When you are saving for retirement which is the best way to save: a pension or an ISA?
What is the right investment?
It depends when you need the money, as well as how you are planning to spend it. The best strategy could be a combination of different products, as Rosemary Bigmore reports.
When you are saving for retirement, you want to make sure that as much of the money as possible goes into your pot, rather than to HM Revenue and Customs. But which is the best way to save: a pension or an ISA?
One of the best things about pensions is the tax break you get when you pay the money in: HMRC gives you back all of the tax you have already paid on that money, and this can improve the amount that you are able to save. Another major positive is that you can use pensions to pass money down to your family in a tax-efficient way. Pensions sit outside your estate for tax purposes. And finally, when you take money out of your pension, the first 25% is tax-free.

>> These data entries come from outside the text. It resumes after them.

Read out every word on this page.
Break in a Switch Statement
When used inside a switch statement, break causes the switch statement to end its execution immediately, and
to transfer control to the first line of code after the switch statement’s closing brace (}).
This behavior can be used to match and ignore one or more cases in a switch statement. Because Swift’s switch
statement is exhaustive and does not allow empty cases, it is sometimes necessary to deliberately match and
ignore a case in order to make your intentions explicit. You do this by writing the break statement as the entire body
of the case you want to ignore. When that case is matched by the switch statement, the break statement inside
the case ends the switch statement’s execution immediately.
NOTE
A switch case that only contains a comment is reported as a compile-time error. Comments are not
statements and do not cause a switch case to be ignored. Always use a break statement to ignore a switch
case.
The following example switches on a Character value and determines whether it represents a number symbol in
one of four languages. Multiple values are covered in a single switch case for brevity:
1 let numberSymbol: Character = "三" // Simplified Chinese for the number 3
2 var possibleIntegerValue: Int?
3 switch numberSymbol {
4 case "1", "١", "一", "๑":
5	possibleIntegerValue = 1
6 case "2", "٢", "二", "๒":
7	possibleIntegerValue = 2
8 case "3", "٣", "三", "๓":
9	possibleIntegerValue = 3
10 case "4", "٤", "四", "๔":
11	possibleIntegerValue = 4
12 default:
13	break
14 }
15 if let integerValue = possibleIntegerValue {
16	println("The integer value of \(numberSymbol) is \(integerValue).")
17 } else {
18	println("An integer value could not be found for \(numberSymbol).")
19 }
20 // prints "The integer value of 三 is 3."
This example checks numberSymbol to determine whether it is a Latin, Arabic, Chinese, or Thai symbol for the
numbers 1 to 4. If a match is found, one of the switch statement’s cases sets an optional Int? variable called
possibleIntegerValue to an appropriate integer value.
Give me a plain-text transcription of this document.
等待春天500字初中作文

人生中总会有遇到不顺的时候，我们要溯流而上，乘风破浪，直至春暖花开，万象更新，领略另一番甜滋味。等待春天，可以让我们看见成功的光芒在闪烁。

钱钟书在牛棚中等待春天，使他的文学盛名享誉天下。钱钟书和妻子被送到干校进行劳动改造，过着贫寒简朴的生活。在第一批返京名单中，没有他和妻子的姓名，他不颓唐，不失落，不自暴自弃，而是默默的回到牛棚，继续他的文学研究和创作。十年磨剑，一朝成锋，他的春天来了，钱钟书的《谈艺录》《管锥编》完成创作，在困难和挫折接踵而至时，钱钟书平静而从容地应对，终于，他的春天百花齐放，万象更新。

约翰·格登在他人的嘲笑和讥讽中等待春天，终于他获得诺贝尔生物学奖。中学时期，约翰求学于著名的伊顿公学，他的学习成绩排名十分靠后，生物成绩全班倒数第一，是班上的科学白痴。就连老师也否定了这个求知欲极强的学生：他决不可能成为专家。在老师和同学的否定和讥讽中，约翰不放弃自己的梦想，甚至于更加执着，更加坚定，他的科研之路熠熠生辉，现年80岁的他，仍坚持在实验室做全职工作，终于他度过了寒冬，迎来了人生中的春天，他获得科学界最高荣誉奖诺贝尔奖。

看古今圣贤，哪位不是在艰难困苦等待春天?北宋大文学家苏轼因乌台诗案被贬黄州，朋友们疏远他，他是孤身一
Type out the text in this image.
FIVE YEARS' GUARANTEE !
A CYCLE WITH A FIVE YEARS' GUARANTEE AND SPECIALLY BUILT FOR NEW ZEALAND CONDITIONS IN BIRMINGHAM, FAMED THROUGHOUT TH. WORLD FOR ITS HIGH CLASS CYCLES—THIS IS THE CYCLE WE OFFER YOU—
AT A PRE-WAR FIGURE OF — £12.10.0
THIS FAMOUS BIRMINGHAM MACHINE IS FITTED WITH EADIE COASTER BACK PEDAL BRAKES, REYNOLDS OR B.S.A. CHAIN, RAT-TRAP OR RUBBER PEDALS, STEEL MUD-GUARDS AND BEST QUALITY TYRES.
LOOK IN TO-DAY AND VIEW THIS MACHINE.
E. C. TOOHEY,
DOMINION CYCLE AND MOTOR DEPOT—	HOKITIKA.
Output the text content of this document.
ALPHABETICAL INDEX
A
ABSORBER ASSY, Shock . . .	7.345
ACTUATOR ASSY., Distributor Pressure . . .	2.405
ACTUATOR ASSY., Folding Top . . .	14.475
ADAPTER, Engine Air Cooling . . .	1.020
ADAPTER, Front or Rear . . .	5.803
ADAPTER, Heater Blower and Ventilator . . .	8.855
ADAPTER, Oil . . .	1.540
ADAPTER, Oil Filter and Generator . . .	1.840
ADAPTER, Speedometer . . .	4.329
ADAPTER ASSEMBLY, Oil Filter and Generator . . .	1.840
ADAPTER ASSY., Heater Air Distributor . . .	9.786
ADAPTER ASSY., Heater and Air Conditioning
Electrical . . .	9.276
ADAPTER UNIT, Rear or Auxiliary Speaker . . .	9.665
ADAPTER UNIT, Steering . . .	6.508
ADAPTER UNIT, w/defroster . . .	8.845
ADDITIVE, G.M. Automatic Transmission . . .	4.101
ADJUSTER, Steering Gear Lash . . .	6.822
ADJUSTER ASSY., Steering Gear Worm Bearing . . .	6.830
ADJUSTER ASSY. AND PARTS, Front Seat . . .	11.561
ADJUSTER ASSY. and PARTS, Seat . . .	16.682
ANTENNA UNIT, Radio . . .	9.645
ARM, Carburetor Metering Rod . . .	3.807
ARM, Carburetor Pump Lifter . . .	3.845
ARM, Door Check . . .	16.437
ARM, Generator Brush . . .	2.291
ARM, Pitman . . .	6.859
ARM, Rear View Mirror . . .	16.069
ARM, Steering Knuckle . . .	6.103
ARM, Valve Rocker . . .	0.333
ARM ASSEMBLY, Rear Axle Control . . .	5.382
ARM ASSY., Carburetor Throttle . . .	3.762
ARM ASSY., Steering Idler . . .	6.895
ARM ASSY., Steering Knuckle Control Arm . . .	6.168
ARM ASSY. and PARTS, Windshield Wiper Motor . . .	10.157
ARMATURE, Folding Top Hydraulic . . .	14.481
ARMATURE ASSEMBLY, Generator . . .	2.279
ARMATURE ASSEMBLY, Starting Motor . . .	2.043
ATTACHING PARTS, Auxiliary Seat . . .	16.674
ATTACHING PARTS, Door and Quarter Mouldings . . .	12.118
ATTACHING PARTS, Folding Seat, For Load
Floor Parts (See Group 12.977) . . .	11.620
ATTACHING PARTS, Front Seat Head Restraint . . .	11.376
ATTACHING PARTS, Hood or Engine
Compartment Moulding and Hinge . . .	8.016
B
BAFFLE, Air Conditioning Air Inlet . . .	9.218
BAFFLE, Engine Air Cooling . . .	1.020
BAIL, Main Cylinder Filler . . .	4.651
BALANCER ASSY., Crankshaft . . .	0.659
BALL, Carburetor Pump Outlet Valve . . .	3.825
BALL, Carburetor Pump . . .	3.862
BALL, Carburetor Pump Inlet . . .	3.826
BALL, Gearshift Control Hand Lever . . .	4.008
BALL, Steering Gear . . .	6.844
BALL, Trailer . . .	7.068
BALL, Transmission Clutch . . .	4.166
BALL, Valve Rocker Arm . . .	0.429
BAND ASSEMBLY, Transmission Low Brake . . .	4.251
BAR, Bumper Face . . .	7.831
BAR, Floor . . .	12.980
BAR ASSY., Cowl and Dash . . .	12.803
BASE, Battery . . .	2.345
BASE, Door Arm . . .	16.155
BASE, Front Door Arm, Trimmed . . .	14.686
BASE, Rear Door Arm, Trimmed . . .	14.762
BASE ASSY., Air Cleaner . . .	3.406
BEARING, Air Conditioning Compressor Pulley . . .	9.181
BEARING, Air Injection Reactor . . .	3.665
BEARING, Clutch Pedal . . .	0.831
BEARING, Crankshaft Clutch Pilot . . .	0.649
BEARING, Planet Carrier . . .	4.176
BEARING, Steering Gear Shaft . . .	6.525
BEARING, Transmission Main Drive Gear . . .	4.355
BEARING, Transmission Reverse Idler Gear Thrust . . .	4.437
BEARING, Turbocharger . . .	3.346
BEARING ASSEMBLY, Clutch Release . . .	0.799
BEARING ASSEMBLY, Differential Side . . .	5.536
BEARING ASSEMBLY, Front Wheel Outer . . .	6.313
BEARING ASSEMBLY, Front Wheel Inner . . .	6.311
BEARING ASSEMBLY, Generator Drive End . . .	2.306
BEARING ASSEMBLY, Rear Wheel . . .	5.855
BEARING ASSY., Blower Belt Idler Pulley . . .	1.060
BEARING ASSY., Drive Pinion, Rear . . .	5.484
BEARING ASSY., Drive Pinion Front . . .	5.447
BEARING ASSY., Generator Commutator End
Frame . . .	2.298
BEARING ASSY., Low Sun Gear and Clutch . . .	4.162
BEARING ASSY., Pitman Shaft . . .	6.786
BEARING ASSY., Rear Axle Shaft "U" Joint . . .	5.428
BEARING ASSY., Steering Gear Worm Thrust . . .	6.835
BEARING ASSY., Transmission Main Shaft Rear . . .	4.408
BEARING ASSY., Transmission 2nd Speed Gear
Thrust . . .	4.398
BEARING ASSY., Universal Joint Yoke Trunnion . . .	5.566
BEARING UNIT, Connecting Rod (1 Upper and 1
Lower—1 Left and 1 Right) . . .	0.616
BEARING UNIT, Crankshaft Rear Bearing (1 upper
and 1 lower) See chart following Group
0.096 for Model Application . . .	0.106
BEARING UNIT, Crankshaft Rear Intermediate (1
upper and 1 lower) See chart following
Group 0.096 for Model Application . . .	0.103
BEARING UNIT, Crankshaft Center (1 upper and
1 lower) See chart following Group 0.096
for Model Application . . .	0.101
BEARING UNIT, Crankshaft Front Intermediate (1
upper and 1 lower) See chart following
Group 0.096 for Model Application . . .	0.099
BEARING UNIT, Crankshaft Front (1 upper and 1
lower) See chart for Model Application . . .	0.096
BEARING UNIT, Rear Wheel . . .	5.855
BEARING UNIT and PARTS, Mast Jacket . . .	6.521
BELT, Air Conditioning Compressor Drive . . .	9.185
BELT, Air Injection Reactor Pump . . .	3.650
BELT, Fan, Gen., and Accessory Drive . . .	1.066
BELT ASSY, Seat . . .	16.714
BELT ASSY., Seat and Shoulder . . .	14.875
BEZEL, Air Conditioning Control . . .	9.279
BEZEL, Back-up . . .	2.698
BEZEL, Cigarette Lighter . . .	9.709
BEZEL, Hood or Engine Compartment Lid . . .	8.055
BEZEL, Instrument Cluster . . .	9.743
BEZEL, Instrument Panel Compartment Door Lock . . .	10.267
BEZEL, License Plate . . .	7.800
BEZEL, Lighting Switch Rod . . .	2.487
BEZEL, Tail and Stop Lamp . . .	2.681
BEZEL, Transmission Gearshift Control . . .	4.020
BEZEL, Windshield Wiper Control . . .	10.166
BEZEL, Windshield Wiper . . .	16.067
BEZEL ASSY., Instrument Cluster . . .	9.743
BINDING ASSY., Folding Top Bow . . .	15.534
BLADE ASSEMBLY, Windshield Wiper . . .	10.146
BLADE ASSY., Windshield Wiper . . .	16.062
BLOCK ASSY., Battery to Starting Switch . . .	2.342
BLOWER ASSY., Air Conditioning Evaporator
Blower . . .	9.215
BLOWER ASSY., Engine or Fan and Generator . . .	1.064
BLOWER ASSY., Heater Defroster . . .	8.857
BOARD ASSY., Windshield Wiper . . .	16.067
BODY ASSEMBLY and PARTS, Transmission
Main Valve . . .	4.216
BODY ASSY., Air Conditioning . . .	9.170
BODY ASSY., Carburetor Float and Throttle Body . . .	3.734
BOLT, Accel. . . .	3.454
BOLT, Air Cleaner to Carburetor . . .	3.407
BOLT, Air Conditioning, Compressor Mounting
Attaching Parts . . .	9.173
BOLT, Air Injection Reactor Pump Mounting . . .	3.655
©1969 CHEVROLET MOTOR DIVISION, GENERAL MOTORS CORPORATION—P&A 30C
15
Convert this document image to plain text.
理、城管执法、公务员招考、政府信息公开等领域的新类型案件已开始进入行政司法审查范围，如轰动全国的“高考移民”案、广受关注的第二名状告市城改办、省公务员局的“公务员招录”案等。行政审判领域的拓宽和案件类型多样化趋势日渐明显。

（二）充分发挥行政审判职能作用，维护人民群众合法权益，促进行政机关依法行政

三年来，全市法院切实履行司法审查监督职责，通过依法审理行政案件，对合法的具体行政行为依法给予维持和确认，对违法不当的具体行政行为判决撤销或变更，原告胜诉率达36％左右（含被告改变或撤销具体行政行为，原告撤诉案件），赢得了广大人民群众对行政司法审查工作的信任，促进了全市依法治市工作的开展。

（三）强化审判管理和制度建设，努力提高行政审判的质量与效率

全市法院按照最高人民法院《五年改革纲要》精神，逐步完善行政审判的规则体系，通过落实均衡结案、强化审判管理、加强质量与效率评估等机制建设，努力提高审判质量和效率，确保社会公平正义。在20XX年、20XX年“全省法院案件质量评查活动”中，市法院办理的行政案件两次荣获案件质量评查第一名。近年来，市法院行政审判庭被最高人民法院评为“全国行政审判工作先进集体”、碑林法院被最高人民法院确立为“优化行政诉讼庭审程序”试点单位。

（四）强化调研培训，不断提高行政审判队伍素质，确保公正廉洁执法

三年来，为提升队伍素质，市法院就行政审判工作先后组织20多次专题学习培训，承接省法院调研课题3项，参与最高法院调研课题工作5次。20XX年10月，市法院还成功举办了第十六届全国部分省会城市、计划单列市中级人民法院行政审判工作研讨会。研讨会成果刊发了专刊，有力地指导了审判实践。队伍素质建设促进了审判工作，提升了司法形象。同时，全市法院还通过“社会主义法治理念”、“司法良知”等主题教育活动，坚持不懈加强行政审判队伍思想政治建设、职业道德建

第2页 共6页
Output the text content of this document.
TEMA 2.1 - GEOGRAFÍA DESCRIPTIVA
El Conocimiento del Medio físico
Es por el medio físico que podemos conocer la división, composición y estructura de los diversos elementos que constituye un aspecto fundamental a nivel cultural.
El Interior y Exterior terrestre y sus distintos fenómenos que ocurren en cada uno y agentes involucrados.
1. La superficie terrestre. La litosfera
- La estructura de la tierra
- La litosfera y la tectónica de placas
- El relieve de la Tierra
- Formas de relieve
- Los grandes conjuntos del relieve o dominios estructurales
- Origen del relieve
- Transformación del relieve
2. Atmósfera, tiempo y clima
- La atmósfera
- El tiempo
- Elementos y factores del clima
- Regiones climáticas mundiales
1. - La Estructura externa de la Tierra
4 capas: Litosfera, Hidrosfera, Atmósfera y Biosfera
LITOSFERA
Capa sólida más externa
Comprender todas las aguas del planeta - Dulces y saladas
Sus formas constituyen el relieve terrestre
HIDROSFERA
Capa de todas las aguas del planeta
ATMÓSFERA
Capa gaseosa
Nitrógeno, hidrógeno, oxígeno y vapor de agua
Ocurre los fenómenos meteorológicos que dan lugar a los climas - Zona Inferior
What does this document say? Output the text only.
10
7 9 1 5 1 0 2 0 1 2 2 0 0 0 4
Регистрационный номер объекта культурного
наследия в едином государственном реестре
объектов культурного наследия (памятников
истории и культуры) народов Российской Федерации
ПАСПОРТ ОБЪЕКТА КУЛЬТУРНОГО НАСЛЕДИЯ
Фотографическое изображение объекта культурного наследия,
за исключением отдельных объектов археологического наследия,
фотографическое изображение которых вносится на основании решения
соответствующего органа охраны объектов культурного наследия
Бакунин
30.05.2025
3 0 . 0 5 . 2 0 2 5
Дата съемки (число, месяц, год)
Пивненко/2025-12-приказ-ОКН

With an ISA, you don’t get the tax you’ve paid back when you put the money in. But your money can grow in an ISA without paying capital gains or income tax. Plus, you are not restricted about when you want to use the money (except with a Lifetime ISA – you can only withdraw it at 60 or to buy a first house).
Caps and limitations
Both ISAs and pensions have limitations, such as annual limits. You can pay £40,000 a year into a pension (this could rise with inflation) and the current annual limit with an ISA is £20,000. Pensions also have total limits, including a lifetime allowance of £1.05m. Breach this and you will get a hefty tax bill.
Spending your money
Money from your pension and money from your ISA are treated differently when you withdraw them. With a pension, after the tax-free 25%, ax a tax-payer you’ll pay income tax on what you withdraw. ISA money is not taxed, because you’ve already paid the tax on it. In many cases a mixture of both pensions and ISAs and a carefully planned withdrawal strategy will be the best way to save and spend in the long term. Using a financial adviser, who can consider every facet of your particular situation, could help you decide which is the best product for you – or how best to combine them.
The value of pensions and investments – as well as the income they produce – can fall as well as rise. You may get back less than you invested. Tax treatment varies according to individual circumstances and is subject to change.